De ATW is per 1 april 2007 vereenvoudigd met als motto: «minder regels en meer verantwoordelijkheid voor burgers en bedrijven». Minder regels rond arbeids- en rusttijden biedt meer mogelijkheden voor bedrijven om de arbeidspatronen af te stemmen op de situatie binnen het bedrijf waardoor sneller kan worden ingespeeld op wijzigende omstandigheden in de sector of de onderneming. Tevens biedt de vereenvoudiging ruimte voor werknemers om tot een betere afstemming tussen werk en privé te kunnen komen. Meer ruimte voor maatwerk dus, maar ook meer verantwoordelijkheid, om de gegeven ruimte op een verantwoordelijke manier in te vullen.

3. Belangrijkste wetswijzigingen in 2007

Om werkgevers en werknemers op individueel niveau meer ruimte te bieden om binnen de door de wet gestelde normen met elkaar maatwerkafspraken over arbeids- en rusttijden te maken, is de ATW langs twee – onderling gerelateerde – wegen vereenvoudigd. De belangrijkste vereenvoudiging is de vervanging van het dubbele normenstel door een stelsel met een enkelvoudige norm5. Dit maakt het mogelijk dat op ondernemingsniveau gebruik kan worden gemaakt van de ruimste normen zonder dat daarvoor eerst een collectieve regeling (cao of bedrijfsakkoord) tussen de betrokken sociale partners tot stand is gekomen. Tevens is het aantal normen verminderd en zijn normen verruimd6.

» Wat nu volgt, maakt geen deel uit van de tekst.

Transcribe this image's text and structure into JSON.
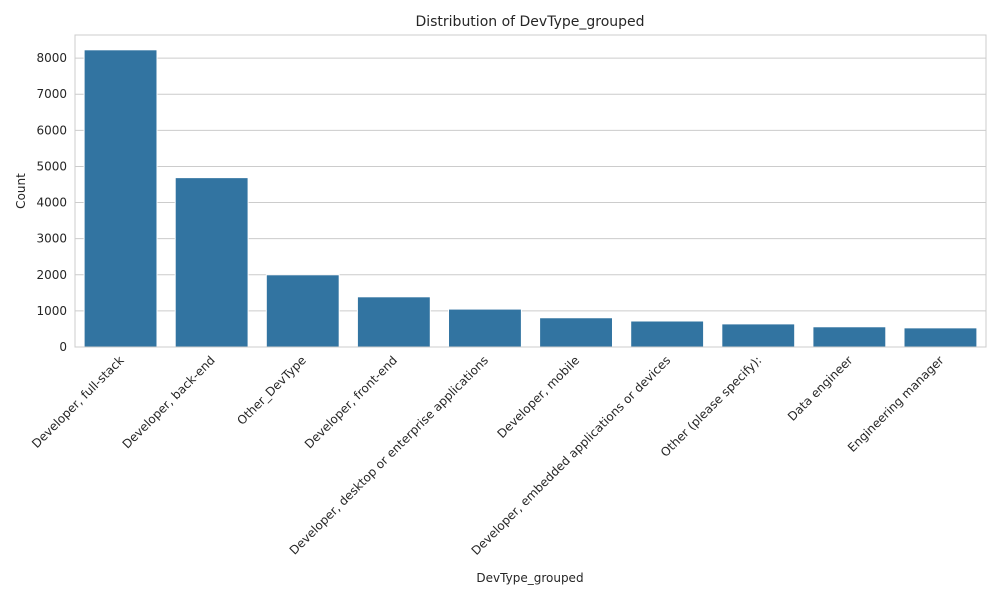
{
  "chart_data": {
    "type": "bar",
    "title": "Distribution of DevType_grouped",
    "xlabel": "DevType_grouped",
    "ylabel": "Count",
    "categories": [
      "Developer, full-stack",
      "Developer, back-end",
      "Other_DevType",
      "Developer, front-end",
      "Developer, desktop or enterprise applications",
      "Developer, mobile",
      "Developer, embedded applications or devices",
      "Other (please specify):",
      "Data engineer",
      "Engineering manager"
    ],
    "values": [
      8230,
      4690,
      2000,
      1390,
      1050,
      810,
      720,
      640,
      560,
      530
    ],
    "ylim": [
      0,
      8640
    ],
    "yticks": [
      0,
      1000,
      2000,
      3000,
      4000,
      5000,
      6000,
      7000,
      8000
    ],
    "grid": true,
    "bar_color": "#3274a1"
  }
}
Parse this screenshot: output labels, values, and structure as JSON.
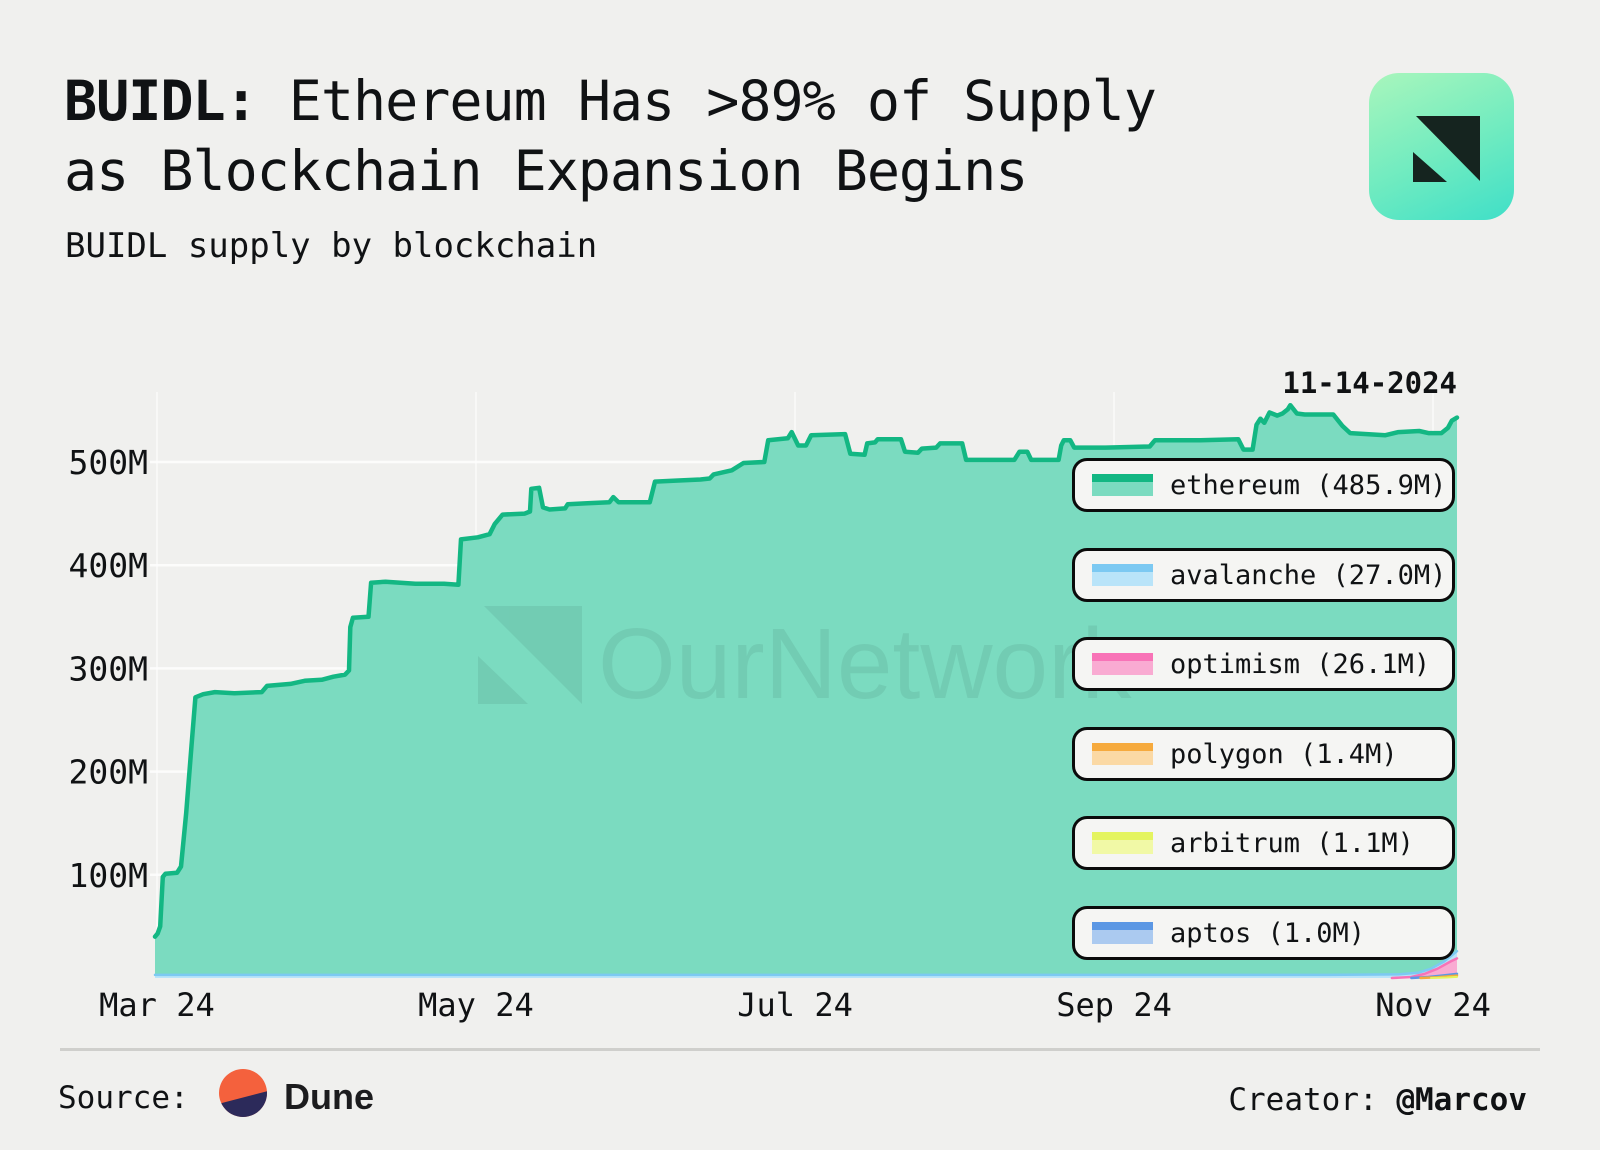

Het vereenvoudigde normstelsel is gebaseerd op een unaniem SER-advies uit 20057 en sluit aan op datgene wat internationaal als basisbescherming voor werknemers is afgesproken.

In 2011 heb ik laten onderzoeken in welke mate de wetswijzigingen invloed hebben gehad op afspraken over arbeids- en rusttijden op cao- en bedrijfsniveau en op arbeidspatronen (zie bijlage voor opzet evaluatieonderzoek).

4. Conclusies op hoofdlijnen van de wetsevaluatie

Het evaluatieonderzoek wijst uit dat werkgevers en werknemers in het algemeen tevreden zijn over de ruimte die de vereenvoudigde ATW biedt voor het maken van maatwerkafspraken. De cao is een belangrijk instrument waar het gaat om het maken van afspraken op het terrein van arbeidsvoorwaarden waarvan arbeids- en rusttijden een onderdeel uitmaken. Sinds de wetswijziging is het onderwerp «arbeidstijden» bij cao-onderhandelingen vaker op de agenda geplaatst. Aangezien de afspraken over arbeids- en rusttijden in cao’s meestal minder ver gaan dan de uiterste grenzen van de ATW, is het doorgaans de werkgeverspartij die het onderwerp agendeert en is haar inzet verruiming. Met name in cao’s waarbij bedrijven zijn aangesloten die te maken hebben met sterke fluctuaties in de vraag naar producten of diensten en die behoefte hebben aan een flexibele inzet van personeel, is gebruik gemaakt van de uiterste grenzen van de nieuwe ATW. In de overige gevallen blijkt het resultaat bij cao-onderhandelingen doorgaans neer te komen op een herbevestiging van eerdere cao- afspraken, afspraken dus die in het algemeen minder ver gaan dan de ruimte die de ATW biedt. Daar waar het overleg heeft geleid tot verruimingen waren deze in de meeste gevallen ook mogelijk geweest onder de oude wetgeving. Of de wetswijziging hiervoor de directe aanleiding is geweest is op basis van het evaluatieonderzoek niet te zeggen.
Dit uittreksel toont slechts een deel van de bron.